君的眉头微微皱了皱,他还没想好措辞,还没想好要怎么在那几个孩子的性命和谢千的功劳之间找到一个两全其美的说法。
“大司空言过。”
一个声音忽然从殿中响起。
众人循声望去——赢三父。
赢三父从班列中踏出一步,面上带着恰到好处的关切,甚至还有一丝惋惜。
他对着谢千微微颔首,像是在表达某种同僚之间的体恤,然后转向君位,拱手行礼。
“自古子不教,父之过。

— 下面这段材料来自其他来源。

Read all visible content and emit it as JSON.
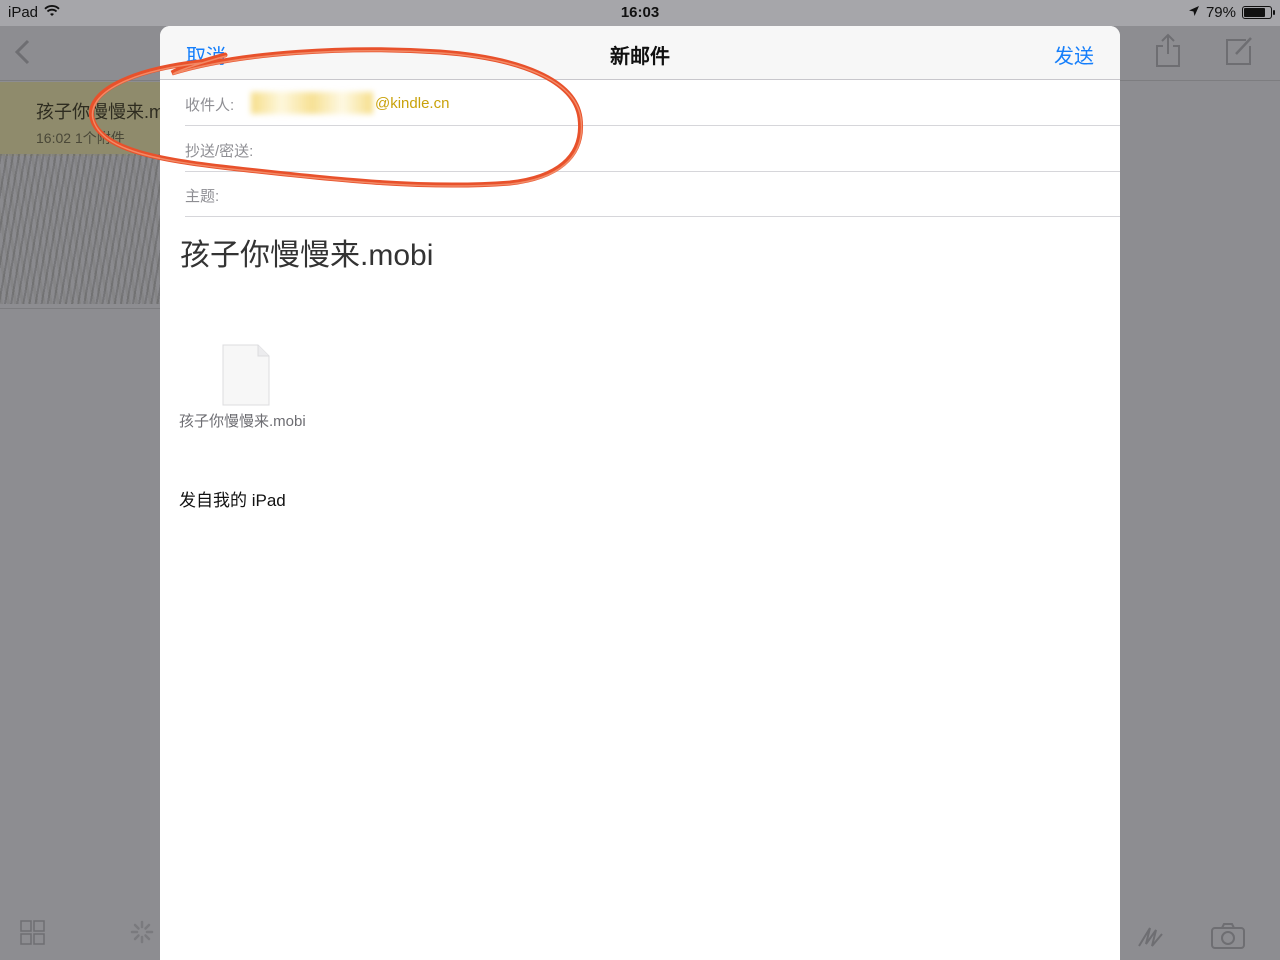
{
  "status_bar": {
    "device": "iPad",
    "time": "16:03",
    "battery_percent": "79%",
    "battery_level": 0.79,
    "icons": [
      "wifi-icon",
      "location-arrow-icon",
      "battery-icon"
    ]
  },
  "background_app": {
    "message_title": "孩子你慢慢来.m",
    "message_time": "16:02",
    "message_meta": "1个附件",
    "highlight_color": "#8f8b6c",
    "icons": [
      "back-chevron-icon",
      "share-icon",
      "compose-icon",
      "grid-icon",
      "spinner-icon",
      "markup-icon",
      "camera-icon"
    ]
  },
  "compose": {
    "cancel_label": "取消",
    "title": "新邮件",
    "send_label": "发送",
    "to_label": "收件人:",
    "to_value": "@kindle.cn",
    "cc_label": "抄送/密送:",
    "subject_label": "主题:",
    "body_title": "孩子你慢慢来.mobi",
    "attachment_name": "孩子你慢慢来.mobi",
    "signature": "发自我的 iPad",
    "accent_color": "#147efb",
    "recipient_color": "#c9a20b"
  },
  "annotation": {
    "shape": "hand-drawn loop around recipient fields",
    "color": "#e8512b"
  }
}
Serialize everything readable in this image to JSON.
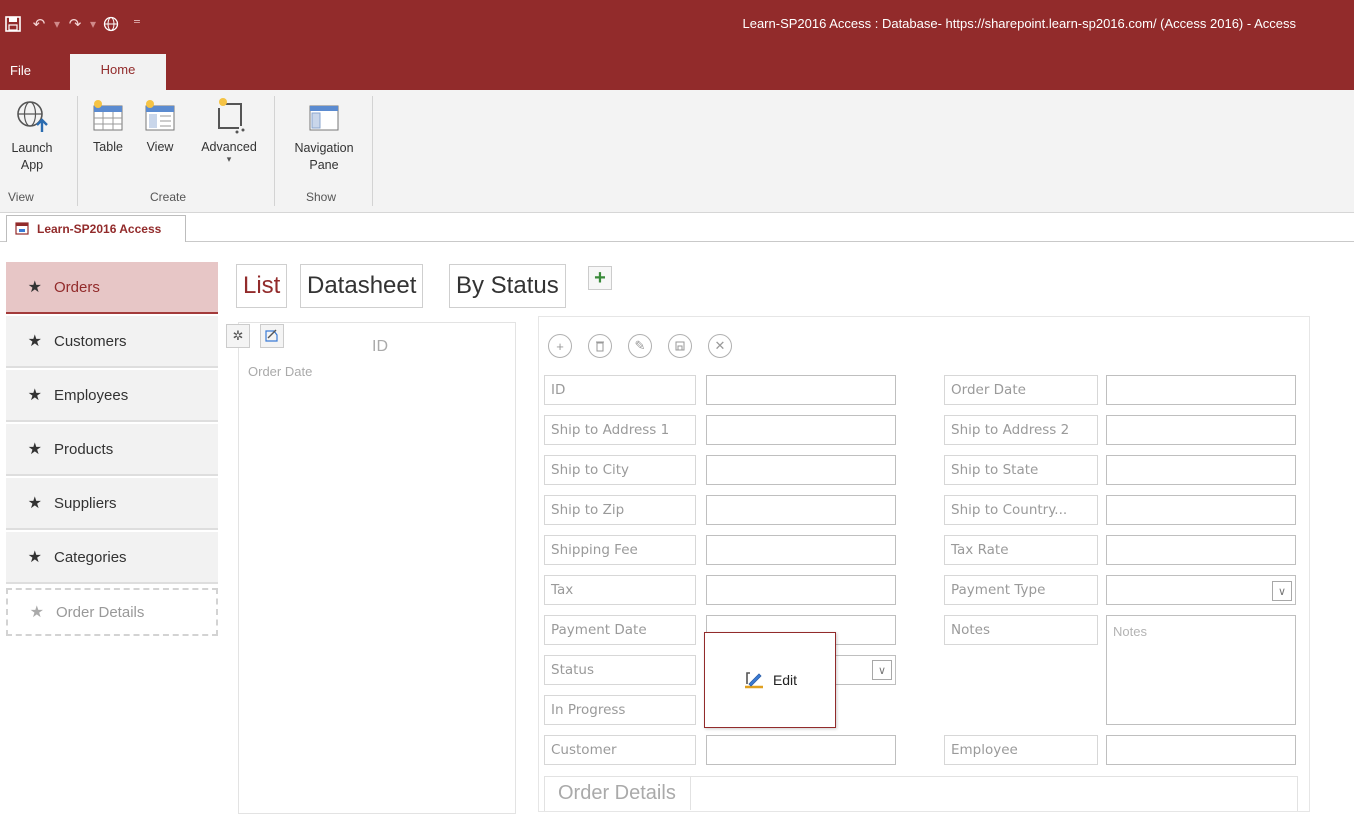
{
  "window": {
    "title": "Learn-SP2016 Access : Database- https://sharepoint.learn-sp2016.com/ (Access 2016) - Access"
  },
  "ribbon": {
    "tabs": [
      "File",
      "Home"
    ],
    "active_tab": "Home",
    "groups": {
      "view": {
        "label": "View",
        "buttons": [
          {
            "label": "Launch App",
            "icon": "globe-arrow-icon"
          }
        ]
      },
      "create": {
        "label": "Create",
        "buttons": [
          {
            "label": "Table",
            "icon": "table-icon"
          },
          {
            "label": "View",
            "icon": "view-icon"
          },
          {
            "label": "Advanced",
            "icon": "advanced-icon",
            "has_dropdown": true
          }
        ]
      },
      "show": {
        "label": "Show",
        "buttons": [
          {
            "label": "Navigation Pane",
            "icon": "navigation-pane-icon"
          }
        ]
      }
    }
  },
  "document_tab": {
    "label": "Learn-SP2016 Access"
  },
  "nav": {
    "items": [
      {
        "label": "Orders",
        "active": true
      },
      {
        "label": "Customers"
      },
      {
        "label": "Employees"
      },
      {
        "label": "Products"
      },
      {
        "label": "Suppliers"
      },
      {
        "label": "Categories"
      }
    ],
    "ghost_item": {
      "label": "Order Details"
    }
  },
  "views": {
    "tabs": [
      "List",
      "Datasheet",
      "By Status"
    ],
    "active": "List",
    "add_symbol": "+"
  },
  "list_panel": {
    "primary_field": "ID",
    "secondary_field": "Order Date"
  },
  "form": {
    "left_labels": [
      "ID",
      "Ship to Address 1",
      "Ship to City",
      "Ship to Zip",
      "Shipping Fee",
      "Tax",
      "Payment Date",
      "Status",
      "In Progress",
      "Customer"
    ],
    "right_labels": [
      "Order Date",
      "Ship to Address 2",
      "Ship to State",
      "Ship to Country...",
      "Tax Rate",
      "Payment Type",
      "Notes",
      "Employee"
    ],
    "notes_placeholder": "Notes",
    "subform_label": "Order Details"
  },
  "edit_popup": {
    "label": "Edit"
  },
  "colors": {
    "brand": "#922b2b",
    "nav_active_bg": "#e7c6c6",
    "add_green": "#3a8a3a"
  }
}
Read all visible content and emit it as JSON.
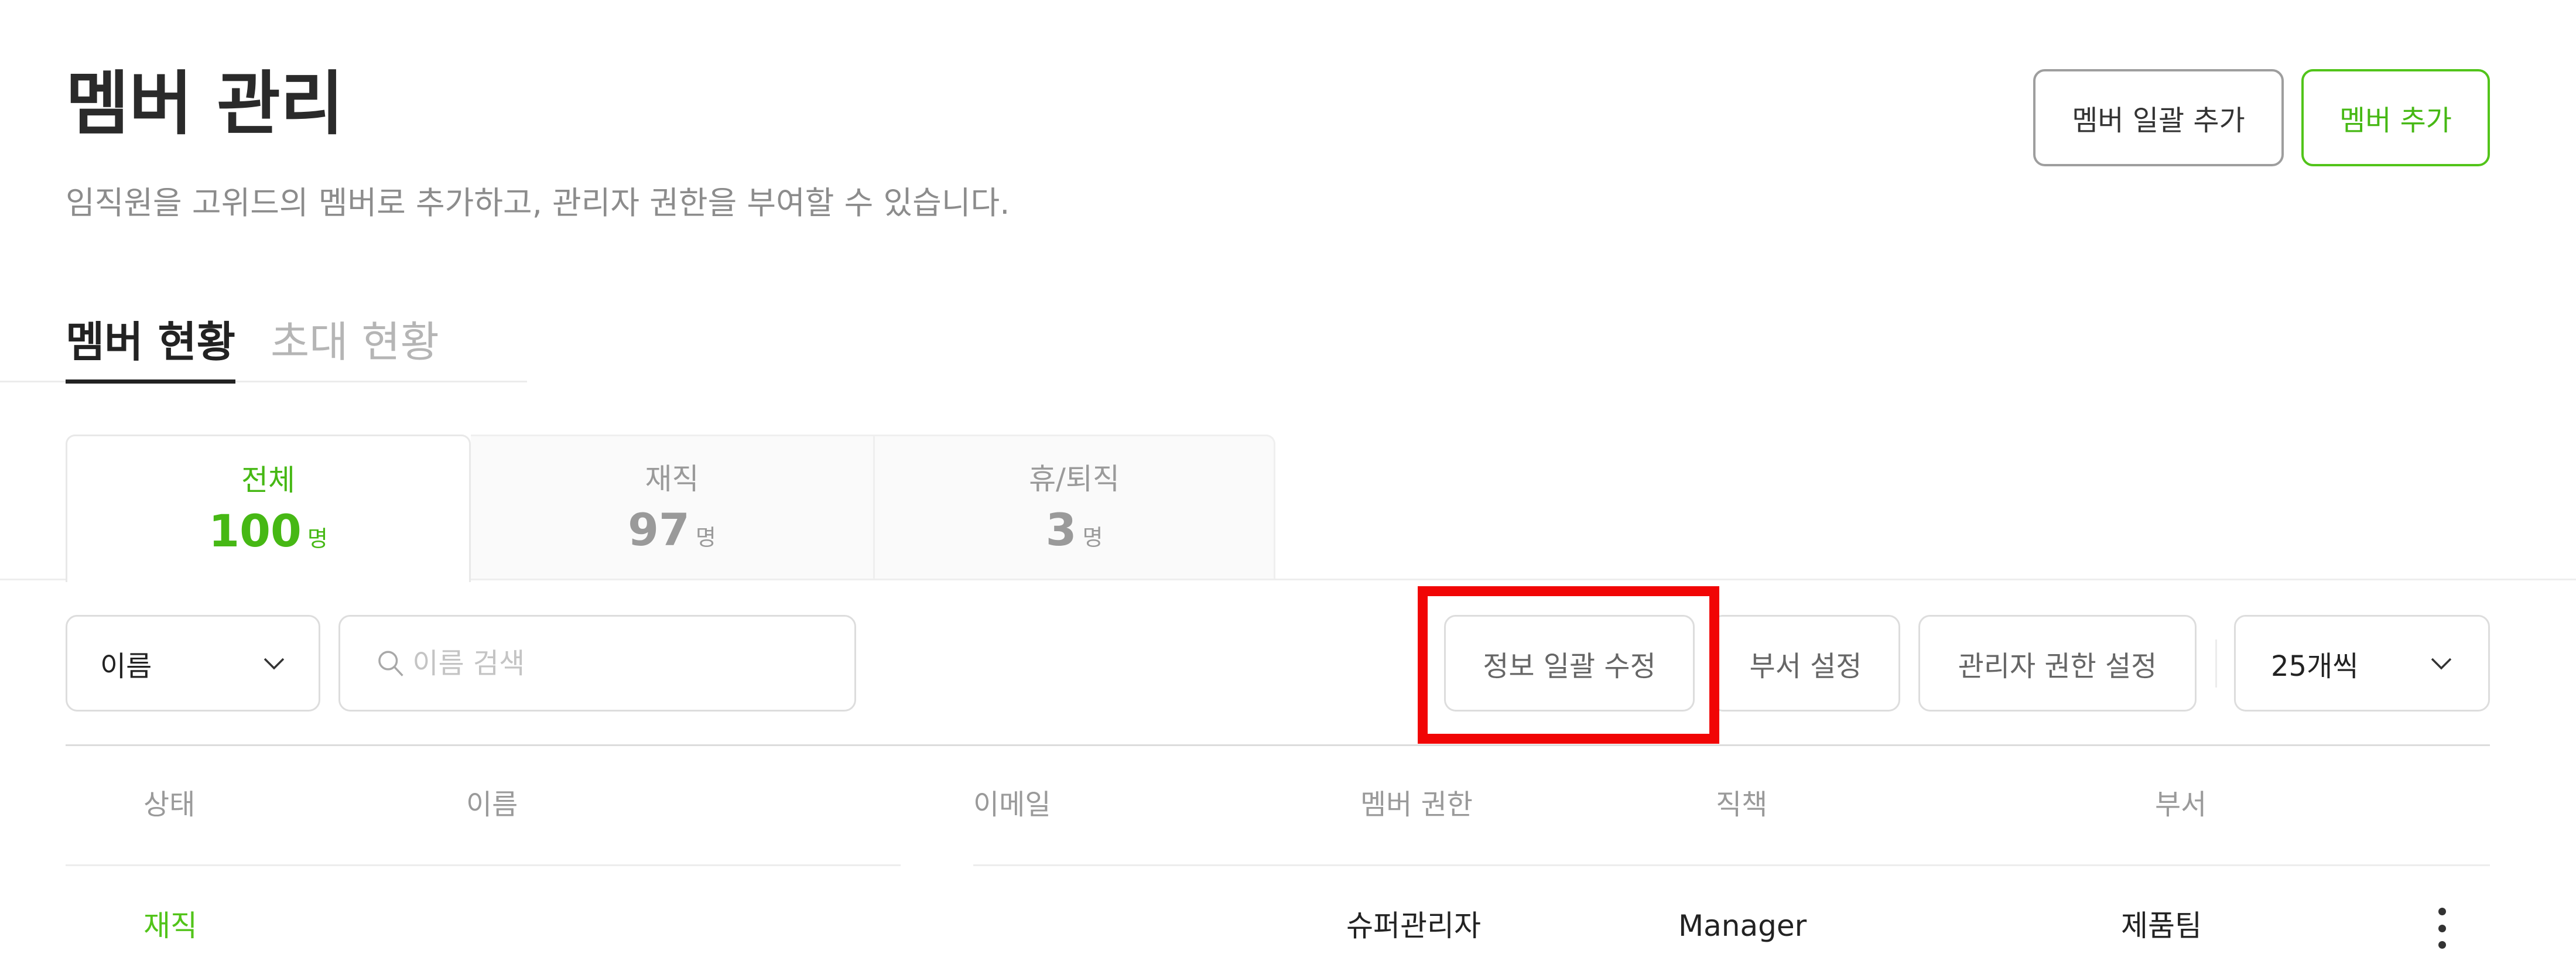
{
  "header": {
    "title": "멤버 관리",
    "subtitle": "임직원을 고위드의 멤버로 추가하고, 관리자 권한을 부여할 수 있습니다.",
    "bulk_add_label": "멤버 일괄 추가",
    "add_label": "멤버 추가"
  },
  "tabs": [
    {
      "label": "멤버 현황",
      "active": true
    },
    {
      "label": "초대 현황",
      "active": false
    }
  ],
  "stats": [
    {
      "label": "전체",
      "count": "100",
      "unit": "명",
      "selected": true
    },
    {
      "label": "재직",
      "count": "97",
      "unit": "명",
      "selected": false
    },
    {
      "label": "휴/퇴직",
      "count": "3",
      "unit": "명",
      "selected": false
    }
  ],
  "toolbar": {
    "filter_select_value": "이름",
    "search_placeholder": "이름 검색",
    "bulk_edit_label": "정보 일괄 수정",
    "dept_setting_label": "부서 설정",
    "admin_setting_label": "관리자 권한 설정",
    "page_size_value": "25개씩"
  },
  "table": {
    "columns": [
      "상태",
      "이름",
      "이메일",
      "멤버 권한",
      "직책",
      "부서"
    ],
    "rows": [
      {
        "status": "재직",
        "name": "",
        "email": "",
        "role": "슈퍼관리자",
        "position": "Manager",
        "department": "제품팀"
      }
    ]
  },
  "colors": {
    "accent": "#52c41a",
    "highlight": "#f10505",
    "muted_text": "#9a9a9a"
  }
}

”
“然大司空为秦国操劳,日夜奔走于田畴沟渠之间,这才落下家教,致使子女无人管束,误入歧途——”
他顿了顿,叹了口气,那叹息里满是惋惜与体谅。
“实在怪不得大司空。”
话音落下,殿中又是一静。
那几位殿执们,脸上渐渐浮起了微妙的神情。
有人嘴角微微抽动,像是想笑又生生忍住;有人垂下眼帘,遮住眼中的光芒;还有人悄悄向赢三父投去赞许的一瞥。
这话说得漂亮。
实在怪不得大司空——这是给谢千递梯子呢。
谢千不是要求情吗?
不是要用功劳换孩子吗?
赢三父这一句话,就把梯子递到了谢千脚下。
你功劳太大,太忙,顾不上管教孩子,这不是你的错。
那孩子犯法,自然也不该怪到你头上。
可这话的另一层意思,就更耐人寻味了。
不怪谢千,那怪谁?
自然是怪那几个孩子自己。
他们自己触犯秦律,自己作死,与谢千无关。
谢千无罪,他们该死。
赢三父脸上的表情依旧温和,甚至带着一丝悲悯。
他对着君位深深一揖,声音恳切:
“臣,赢三父,恭请君上赦大司空不教之过。”
恭请君上赦大司空不教之过。
这话说得冠冕堂皇,挑不出一点毛病。
赦的是“不教之过”,不是赦那几个孩子的罪。
谢千无罪,那几个孩子——照旧。
赢三父保持着行礼的姿势,眼角余光却悄悄扫向谢千。
那道俯伏的身影一动不动,像是根本没有听见他在说什么。
他的嘴角微微勾起。
谢千啊谢千,你不是要低头吗?你不是要请罪吗?那你就请吧。
你请你的罪,然后呢?
然后你那几个孩子,小命还是得我们说了算。
这事从头到尾,他们要的是谢千低头,要的是谢千服软,要的是让所有人看见,那个从不低头的大司空,终于跪在了朝堂上。
至于那几个孩子——
不过是个由头罢了。
宁先君坐在君位之上,望着前面的两个人。
跪着的谢千,站着的赢三父。
他的目光在两人之间来回扫过,眉头微微皱起。
赢三父这话,他当然听得出是什么意思。
赦谢千不教之过?
谢千本就没有“教”的罪过——秦律里哪条写着父亲必须亲自教导子女了?
这话不过是递个台阶,让谢千体面地退下去罢了。
可谢千需要这台阶吗?
赢三父看似在为谢千开脱,实际上就是跳出来挖苦一番,从而提醒谢千一句:你想用功绩来换你那五个孩子的命,可没那么容易。